For a non-contact sport, Softball provides plenty of opportunities for bumps, bruises, scrapes, sprains, strains, broken bones, and other injuries. Rec league and travel coaches may not be formally trained medical experts, but they are often first on the scene when a player gets hurt and must make a judgment on how serious the injury is. Proper decisions and treatments will not only put the injured player (and her parents) at ease, but can also be a factor in how quickly the player returns.

First, some disclaimers. I’m not a doctor, nurse, EMT, or other health professional. I have two sisters who are RNs who provided guidance for this article, and I have had basic First Aid training through the US Navy. So, take the guidance that follows with a grain of salt (no lawsuits saying, “But Coach Don said to…” please!). The basic overall advice I can give you is “When in doubt, err on the side of caution.”

OK, let us start with basics: What is the difference between a serious and minor injury? Often, it is hard to tell, unless a bone is poking out of the skin or an eyeball is dangling from its socket or something that is an obvious emergency. If a player is in obvious pain, then start by assuming it is a serious injury. Begin the RICE regimen (Rest, Ice, Compression, and Elevation) and have the player go to the dugout and take a break.

Here is where knowing your players helps with your judgment. Some players may never complain about pain, so if they are in tears you know that they are probably hurt bad enough to take a sit. I have had other players who never seem to not be in pain, and the slightest bump will put them into a tailspin. Again, if in doubt, err on the side of caution and treat it as a serious injury if you are not sure, but knowing player personalities can definitely help you determine the seriousness of the injury.

For specific softball-type injuries, I use the following approaches.
If a player’s arm is sore from throwing, I tell them to just make easy throws for the rest of practice unless they are in such discomfort that they are having a hard time continuing (then it is time for R-I-C-E).
If they get cut or abrasions from sliding or whatnot, I treat the bleeding (you do have a fully stocked first-aid kit at every practice, right?), and let them chill on the bench for a couple of minutes.

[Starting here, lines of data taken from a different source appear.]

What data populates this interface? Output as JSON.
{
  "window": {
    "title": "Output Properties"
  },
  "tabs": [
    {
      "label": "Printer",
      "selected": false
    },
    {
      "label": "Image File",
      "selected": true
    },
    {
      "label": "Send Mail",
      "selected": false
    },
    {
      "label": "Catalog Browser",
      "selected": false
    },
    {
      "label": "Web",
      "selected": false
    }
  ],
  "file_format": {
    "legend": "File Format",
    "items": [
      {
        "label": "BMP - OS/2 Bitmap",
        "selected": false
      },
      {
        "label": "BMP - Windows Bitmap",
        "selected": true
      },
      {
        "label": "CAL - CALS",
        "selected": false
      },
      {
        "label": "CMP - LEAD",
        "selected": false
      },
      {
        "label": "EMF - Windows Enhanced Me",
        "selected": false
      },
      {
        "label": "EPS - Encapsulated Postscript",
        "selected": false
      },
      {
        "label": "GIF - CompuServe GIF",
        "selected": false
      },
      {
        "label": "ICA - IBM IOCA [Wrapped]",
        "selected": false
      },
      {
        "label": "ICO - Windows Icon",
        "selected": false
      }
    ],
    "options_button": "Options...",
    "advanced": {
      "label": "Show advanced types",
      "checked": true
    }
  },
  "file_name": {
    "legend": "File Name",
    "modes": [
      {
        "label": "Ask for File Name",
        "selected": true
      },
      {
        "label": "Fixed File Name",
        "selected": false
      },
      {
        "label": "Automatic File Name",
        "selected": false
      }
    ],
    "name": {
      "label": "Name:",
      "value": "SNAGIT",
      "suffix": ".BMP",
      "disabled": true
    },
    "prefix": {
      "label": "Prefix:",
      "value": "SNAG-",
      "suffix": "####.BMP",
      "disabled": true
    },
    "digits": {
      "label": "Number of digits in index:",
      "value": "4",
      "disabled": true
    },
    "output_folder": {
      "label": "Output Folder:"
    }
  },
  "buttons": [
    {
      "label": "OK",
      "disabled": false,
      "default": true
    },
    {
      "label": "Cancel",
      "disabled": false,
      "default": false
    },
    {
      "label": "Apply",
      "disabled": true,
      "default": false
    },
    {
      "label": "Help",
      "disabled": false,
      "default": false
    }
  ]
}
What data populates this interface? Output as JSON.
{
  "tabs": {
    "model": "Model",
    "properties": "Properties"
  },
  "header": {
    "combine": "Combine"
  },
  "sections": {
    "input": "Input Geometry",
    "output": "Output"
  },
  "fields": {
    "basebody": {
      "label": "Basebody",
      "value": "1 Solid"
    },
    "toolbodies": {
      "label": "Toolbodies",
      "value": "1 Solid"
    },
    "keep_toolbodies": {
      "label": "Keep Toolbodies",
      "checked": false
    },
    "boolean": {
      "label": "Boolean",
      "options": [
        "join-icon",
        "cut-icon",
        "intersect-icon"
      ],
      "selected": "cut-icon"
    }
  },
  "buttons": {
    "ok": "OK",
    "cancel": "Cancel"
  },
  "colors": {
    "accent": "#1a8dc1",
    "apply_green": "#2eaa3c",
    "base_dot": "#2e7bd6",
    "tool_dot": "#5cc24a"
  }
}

If possible, I get them back on the field as soon as possible, but I’ll tell them not to slide or dive for the rest of practice.

A sprain or strain can occur when sliding into a base, or sometimes if a player just plants wrong or moves wrong. A sprain is an injury that to the ligaments or cartilage that attaches bone to bone. A strain involves the muscles and tendons (they attach the muscles to the bone) and usually is caused by a twisting motion. Both can be very painful initially, and both can feel about the same when they occur. Sometimes a player can “walk it off” (again, know your players), but when in doubt, R-I-C-E is the way to go. Once a player has ice on her, I will generally shut her down for the day unless she insists that she’s OK, and even then, I’ll usually consult the parents at this point. When wrapping a strain or sprain, use the figure 8 wrap (one loop of the “8” above the joint, and one loop below the joint).

Anything other injury besides the above, and I R-I-C-E immediately, and the player is down for the rest of practice or the game.

Bottom line, R-I-C-E, common sense, caution, and communication with the parents, and you should be able to handle any common injury on the field.